- Supreme Court of the United States

Argued December 5, 1961 Reargued October 10–11, 1962 Decided March 25, 1963
- Full case name: Gibson v. Florida Legislative Investigation Committee
- Citations: 372 U.S. 539 (more) 83 S. Ct. 889; 9 L. Ed. 2d 929; 1963 U.S. LEXIS 2503

Holding
- On the record in this case, petitioner's conviction of contempt for refusal to divulge information contained in the membership lists of the Association violated rights of association protected by the First and Fourteenth Amendments.

Court membership
- Chief Justice Earl Warren Associate Justices Hugo Black · William O. Douglas Tom C. Clark · John M. Harlan II William J. Brennan Jr. · Potter Stewart Byron White · Arthur Goldberg

Case opinions
- Majority: Goldberg, joined by Warren, Black, Douglas, Brennan
- Concurrence: Black
- Concurrence: Douglas
- Dissent: Harlan, joined by Clark, Stewart, White
- Dissent: White

= Gibson v. Florida Legislative Investigation Committee =

Gibson v. Florida Legislative Investigation Committee, 372 U.S. 539 (1963), was a United States Supreme Court case based on the First Amendment to the U.S. Constitution. It held that a legislative committee cannot compel a subpoenaed witness to give up the membership lists of his organization.

== Factual background ==
In 1956, a committee of the Florida Legislature initiated an investigation of the National Association for the Advancement of Colored People (NAACP)'s Miami branch. When the authority of this committee expired, a new committee was formed in 1957 to pursue the same inquiry. This new committee subpoenaed the branch's membership list. Production of such information was refused based on the right to freedom of association that was applied to state governments in NAACP v.
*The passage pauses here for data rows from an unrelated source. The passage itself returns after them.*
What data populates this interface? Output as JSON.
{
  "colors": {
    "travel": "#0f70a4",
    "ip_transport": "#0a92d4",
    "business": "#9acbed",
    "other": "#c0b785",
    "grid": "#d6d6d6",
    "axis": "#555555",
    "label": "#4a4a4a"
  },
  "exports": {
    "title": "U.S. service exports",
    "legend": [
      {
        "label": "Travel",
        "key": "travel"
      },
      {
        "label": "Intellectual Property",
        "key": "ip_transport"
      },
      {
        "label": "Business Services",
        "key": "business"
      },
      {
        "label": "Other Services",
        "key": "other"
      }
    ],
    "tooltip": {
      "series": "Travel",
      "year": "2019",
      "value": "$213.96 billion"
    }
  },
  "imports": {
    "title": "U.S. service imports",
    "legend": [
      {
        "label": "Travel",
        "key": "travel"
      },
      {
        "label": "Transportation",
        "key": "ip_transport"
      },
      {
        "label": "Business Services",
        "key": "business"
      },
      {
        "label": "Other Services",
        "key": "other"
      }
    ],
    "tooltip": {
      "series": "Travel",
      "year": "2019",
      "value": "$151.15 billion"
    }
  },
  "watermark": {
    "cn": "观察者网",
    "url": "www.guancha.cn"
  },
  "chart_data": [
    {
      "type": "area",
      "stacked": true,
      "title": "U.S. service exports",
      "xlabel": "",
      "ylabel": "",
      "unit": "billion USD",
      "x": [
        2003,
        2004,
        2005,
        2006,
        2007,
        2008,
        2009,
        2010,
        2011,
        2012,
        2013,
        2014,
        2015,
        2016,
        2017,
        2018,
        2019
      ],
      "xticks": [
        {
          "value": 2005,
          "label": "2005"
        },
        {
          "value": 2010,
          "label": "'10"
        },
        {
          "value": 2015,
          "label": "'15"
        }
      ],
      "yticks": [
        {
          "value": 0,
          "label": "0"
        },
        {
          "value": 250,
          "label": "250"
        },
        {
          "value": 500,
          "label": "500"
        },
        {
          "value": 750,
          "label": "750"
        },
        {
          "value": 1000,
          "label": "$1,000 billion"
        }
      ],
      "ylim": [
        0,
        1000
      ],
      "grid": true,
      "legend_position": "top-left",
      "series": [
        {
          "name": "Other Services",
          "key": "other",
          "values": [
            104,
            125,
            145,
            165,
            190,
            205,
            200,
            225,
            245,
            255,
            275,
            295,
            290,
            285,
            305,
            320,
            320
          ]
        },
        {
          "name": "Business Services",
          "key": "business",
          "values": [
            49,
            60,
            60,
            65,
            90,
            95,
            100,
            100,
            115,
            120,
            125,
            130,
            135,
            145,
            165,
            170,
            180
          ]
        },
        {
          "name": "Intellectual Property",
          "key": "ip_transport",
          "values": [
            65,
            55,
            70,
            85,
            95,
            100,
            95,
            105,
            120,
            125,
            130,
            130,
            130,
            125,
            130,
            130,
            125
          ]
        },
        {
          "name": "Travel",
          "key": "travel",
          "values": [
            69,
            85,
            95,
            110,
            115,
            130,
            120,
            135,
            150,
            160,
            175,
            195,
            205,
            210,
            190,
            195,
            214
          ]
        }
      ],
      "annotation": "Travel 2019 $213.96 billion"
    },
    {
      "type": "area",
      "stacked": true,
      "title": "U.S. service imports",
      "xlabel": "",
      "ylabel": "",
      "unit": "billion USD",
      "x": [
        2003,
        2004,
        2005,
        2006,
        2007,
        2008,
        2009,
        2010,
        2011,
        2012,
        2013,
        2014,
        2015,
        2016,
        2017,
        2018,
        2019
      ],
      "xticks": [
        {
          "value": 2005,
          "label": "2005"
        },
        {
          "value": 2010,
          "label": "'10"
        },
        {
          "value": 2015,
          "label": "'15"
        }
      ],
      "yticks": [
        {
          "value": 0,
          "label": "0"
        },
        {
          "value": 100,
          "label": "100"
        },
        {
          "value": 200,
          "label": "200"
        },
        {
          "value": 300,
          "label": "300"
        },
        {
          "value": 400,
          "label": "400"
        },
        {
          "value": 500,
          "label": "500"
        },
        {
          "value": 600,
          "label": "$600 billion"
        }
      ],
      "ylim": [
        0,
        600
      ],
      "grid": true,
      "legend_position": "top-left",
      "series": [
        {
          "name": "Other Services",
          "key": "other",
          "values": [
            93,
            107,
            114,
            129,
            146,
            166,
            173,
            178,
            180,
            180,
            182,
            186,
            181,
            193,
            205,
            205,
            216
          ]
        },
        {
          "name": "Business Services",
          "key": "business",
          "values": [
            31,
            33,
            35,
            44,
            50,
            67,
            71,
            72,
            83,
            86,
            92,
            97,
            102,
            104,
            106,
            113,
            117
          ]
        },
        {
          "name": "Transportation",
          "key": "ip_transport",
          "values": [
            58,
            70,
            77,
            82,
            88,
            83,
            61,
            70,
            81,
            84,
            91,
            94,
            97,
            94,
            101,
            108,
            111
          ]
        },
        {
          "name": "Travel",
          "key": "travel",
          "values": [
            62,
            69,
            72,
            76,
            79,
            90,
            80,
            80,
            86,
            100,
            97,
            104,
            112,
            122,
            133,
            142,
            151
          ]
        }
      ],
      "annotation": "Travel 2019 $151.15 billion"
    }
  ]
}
Alabama. Due to this refusal, the president of NAACP's Miami branch was convicted of contempt, sentenced, and fined.

== Decision ==
The Supreme Court held that the conviction violated rights of association under the First and Fourteenth Amendments.
The court said the rights of free speech and free association "need breathing space to survive" and are protected from "subtle governmental interference", although the state does have a broad power to conduct legislative inquiries. Strict scrutiny applies, however, to investigations intruding on activity protected by the First Amendment. Distinguishing the Communist Party cases, the court took into account NAACP resolutions banning Communist members, and found no evidence of subversive connections.

===Concurring opinions===

Justice Hugo Black wrote a separate opinion concurring in the judgment only. He said "the constitutional right of association includes the privilege of any person to associate with Communists or anti-Communists, Socialists or anti-Socialists, or, for that matter, with people of all kinds of beliefs, popular or unpopular."

Justice William O. Douglas wrote a separate opinion: "The need of a referee in our federal system has increased with the passage of time...For in times of crisis, when ideologies clash, it is not easy to engender respect for the dignity of suspect minorities and for debate of unpopular issues." He said investigations by legislative committees should have a lawmaking function, and must otherwise honor constitutional boundaries:"[The] right of privacy implicit in the First Amendment creates an area into which the Government may not enter."